We began this series by examining the best pre-Modern Era quarterbacks: Sammy Baugh, Dutch Clark, Ed Danowski, Paddy Driscoll, Benny Friedman, Arnie Herber, Cecil Isbell, Sid Luckman, Bernie Masterson, Ace Parker, and Bob Waterfield.

Following that up, we listed the QBs who rank 49-101, with in-depth profiles on Mark Brunell, Trent Green, Phil Simms, and Vinny Testaverde.

The next week we profiled the quarterbacks ranked 40-48: Charlie Conerly, Jim Everett, Rich Gannon, Jeff Garcia, Jim Hart, Bert Jones, Daryle Lamonica, Ken Stabler, and Joe Theismann.

From 31-39, we examined Doug Flutie, Kurt Warner, Philip Rivers, Tony Romo, Boomer Esiason, John Hadl, Roman Gabriel, Ben Roethlisberger, and Steve McNair.

The next installment addressed 21-30 on the list: Aaron Rodgers, Joe Namath, Len Dawson, Donovan McNabb, Jim Kelly, Randall Cunningham, Troy Aikman, Bob Griese, and Ken Anderson, John Brodie.

And last week, we entered the top 20: Sonny Jurgensen, John Elway, Norm Van Brocklin, Warren Moon, Drew Brees, Dan Fouts, Bobby Layne, Bart Starr, Terry Bradshaw, and Y.A. Tittle.

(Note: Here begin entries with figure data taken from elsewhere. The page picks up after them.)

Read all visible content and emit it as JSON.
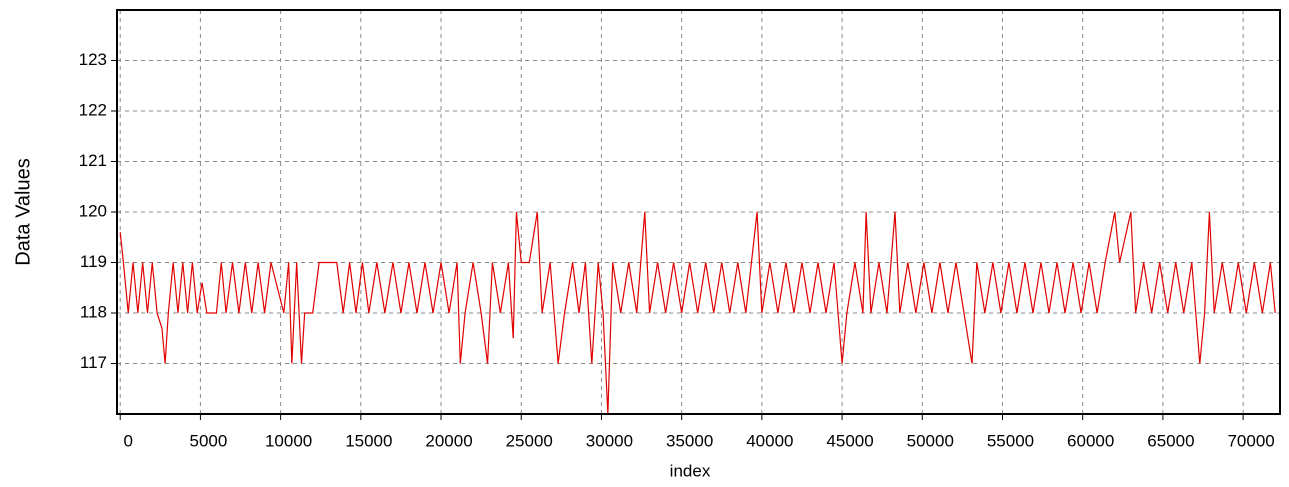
{
  "chart_data": {
    "type": "line",
    "xlabel": "index",
    "ylabel": "Data Values",
    "xlim": [
      -200,
      72300
    ],
    "ylim": [
      116,
      124
    ],
    "xticks": [
      0,
      5000,
      10000,
      15000,
      20000,
      25000,
      30000,
      35000,
      40000,
      45000,
      50000,
      55000,
      60000,
      65000,
      70000
    ],
    "yticks": [
      117,
      118,
      119,
      120,
      121,
      122,
      123
    ],
    "grid": true,
    "series": [
      {
        "color": "#e00000",
        "x": [
          0,
          200,
          500,
          800,
          1100,
          1400,
          1700,
          2000,
          2300,
          2600,
          2800,
          3000,
          3300,
          3600,
          3900,
          4200,
          4500,
          4800,
          5100,
          5400,
          6000,
          6300,
          6600,
          7000,
          7400,
          7800,
          8200,
          8600,
          9000,
          9400,
          9800,
          10200,
          10500,
          10700,
          11000,
          11300,
          11500,
          12000,
          12400,
          13500,
          13900,
          14300,
          14700,
          15100,
          15500,
          16000,
          16500,
          17000,
          17500,
          18000,
          18500,
          19000,
          19500,
          20000,
          20500,
          21000,
          21200,
          21500,
          22000,
          22500,
          22900,
          23200,
          23700,
          24200,
          24500,
          24700,
          25000,
          25500,
          26000,
          26300,
          26800,
          27300,
          27700,
          28200,
          28600,
          29000,
          29400,
          29800,
          30100,
          30400,
          30700,
          31200,
          31700,
          32200,
          32700,
          33000,
          33500,
          34000,
          34500,
          35000,
          35500,
          36000,
          36500,
          37000,
          37500,
          38000,
          38500,
          39000,
          39700,
          40000,
          40500,
          41000,
          41500,
          42000,
          42500,
          43000,
          43500,
          44000,
          44500,
          45000,
          45300,
          45800,
          46300,
          46500,
          46800,
          47300,
          47800,
          48300,
          48600,
          49100,
          49600,
          50100,
          50600,
          51100,
          51600,
          52100,
          52600,
          53100,
          53400,
          53900,
          54400,
          54900,
          55400,
          55900,
          56400,
          56900,
          57400,
          57900,
          58400,
          58900,
          59400,
          59900,
          60400,
          60900,
          61400,
          62000,
          62300,
          63000,
          63300,
          63800,
          64300,
          64800,
          65300,
          65800,
          66300,
          66800,
          67300,
          67600,
          67900,
          68200,
          68700,
          69200,
          69700,
          70200,
          70700,
          71200,
          71700,
          72000
        ],
        "values": [
          119.6,
          119,
          118,
          119,
          118,
          119,
          118,
          119,
          118,
          117.7,
          117,
          118,
          119,
          118,
          119,
          118,
          119,
          118,
          118.6,
          118,
          118,
          119,
          118,
          119,
          118,
          119,
          118,
          119,
          118,
          119,
          118.5,
          118,
          119,
          117,
          119,
          117,
          118,
          118,
          119,
          119,
          118,
          119,
          118,
          119,
          118,
          119,
          118,
          119,
          118,
          119,
          118,
          119,
          118,
          119,
          118,
          119,
          117,
          118,
          119,
          118,
          117,
          119,
          118,
          119,
          117.5,
          120,
          119,
          119,
          120,
          118,
          119,
          117,
          118,
          119,
          118,
          119,
          117,
          119,
          118,
          116,
          119,
          118,
          119,
          118,
          120,
          118,
          119,
          118,
          119,
          118,
          119,
          118,
          119,
          118,
          119,
          118,
          119,
          118,
          120,
          118,
          119,
          118,
          119,
          118,
          119,
          118,
          119,
          118,
          119,
          117,
          118,
          119,
          118,
          120,
          118,
          119,
          118,
          120,
          118,
          119,
          118,
          119,
          118,
          119,
          118,
          119,
          118,
          117,
          119,
          118,
          119,
          118,
          119,
          118,
          119,
          118,
          119,
          118,
          119,
          118,
          119,
          118,
          119,
          118,
          119,
          120,
          119,
          120,
          118,
          119,
          118,
          119,
          118,
          119,
          118,
          119,
          117,
          118,
          120,
          118,
          119,
          118,
          119,
          118,
          119,
          118,
          119,
          118
        ]
      }
    ]
  }
}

Next week we'll conclude this series, with the top five quarterbacks of all-time.

Comments and Conversation

June 30, 2015


Not even a Pats fan but Brady’s 7th? Behind Fran Tarkenton? And another guy with an 11-13 postseason record?
You’re either a clown or a compromised, in-the-tank clown.
Has Tracy Porter stopped running with that Super Bowl losing INT yet?

July 1, 2015


You forgot to mention that Staubach was the only NFC QB to win the big one in the 70’s and that he was and is the classiest player ever to dawn a helmet. Staubach actually played in 5 super bowls, four of those as the primary starter, of course the Cowboys lost 3 of those by a total of 11 points to powerhouses like pitts twice and Baltimore once. They actually could very well have been 5-0 and should have been. Staubach is trhe best QB to ever play the game by anyones standards.